New Age Alpha refers to the New Age Alpha separate but affiliated entities, generally, rather than to one particular entity. These entities are New Age Alpha LLC and New Age Alpha Advisors, LLC (“New Age Alpha Advisors”). Investment advice is offered through New Age Alpha Advisors, LLC a wholly owned subsidiary of New Age Alpha LLC. New Age Alpha Advisors is an investment advisor registered with the U.S. Securities and Exchange Commission. New Age Alpha Advisors, located in the State of New York, only transacts business in those states in which it is properly registered or qualifies for an applicable exemption or exclusion from such state’s registration requirements.

This material should not be construed as an offer to sell or the solicitation of an offer to buy any security. We are not soliciting any action based on this material. It is for general information purposes only. To the extent that it includes references to securities, including FB, AAPL, AMZN, NFLX, GOOG, or MSFT, these references do not constitute a recommendation to buy, sell or hold such security, and the information may not be current. There is no intention for New Age Alpha to include these securities in its portfolios unless they become part of the established universe of eligible securities that are part of each specific investment strategy.

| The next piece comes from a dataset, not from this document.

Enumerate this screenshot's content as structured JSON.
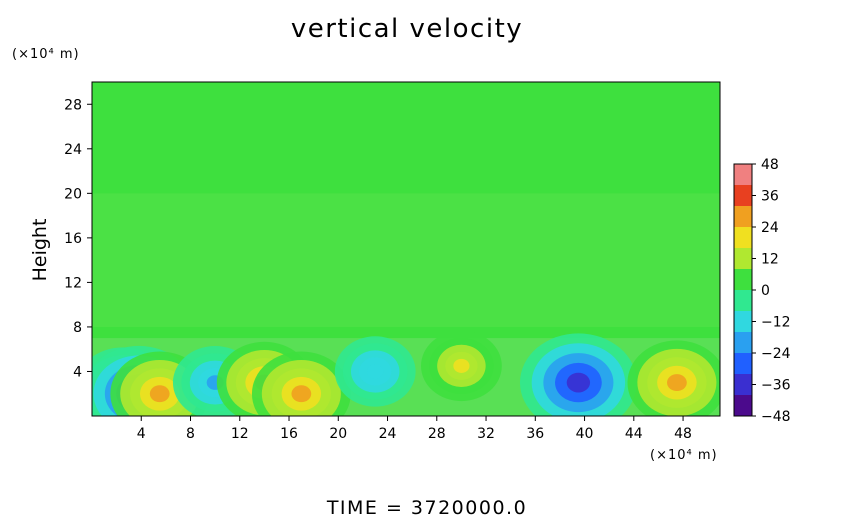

Past performance is not indicative of future results. Current and future results may be lower or higher than those shown. Therefore, no current or prospective client should assume that the future performance of any specific investment, investment strategy (including the investments and/or investment strategies recommended and/or purchased by New Age Alpha), or an Index, product, or strategy made reference to directly or indirectly in this material, will be profitable or equal to corresponding indicated performance levels. Any charts, graphs or tables used in this Research Paper are for illustrative purposes only and should not be construed as providing investment advice.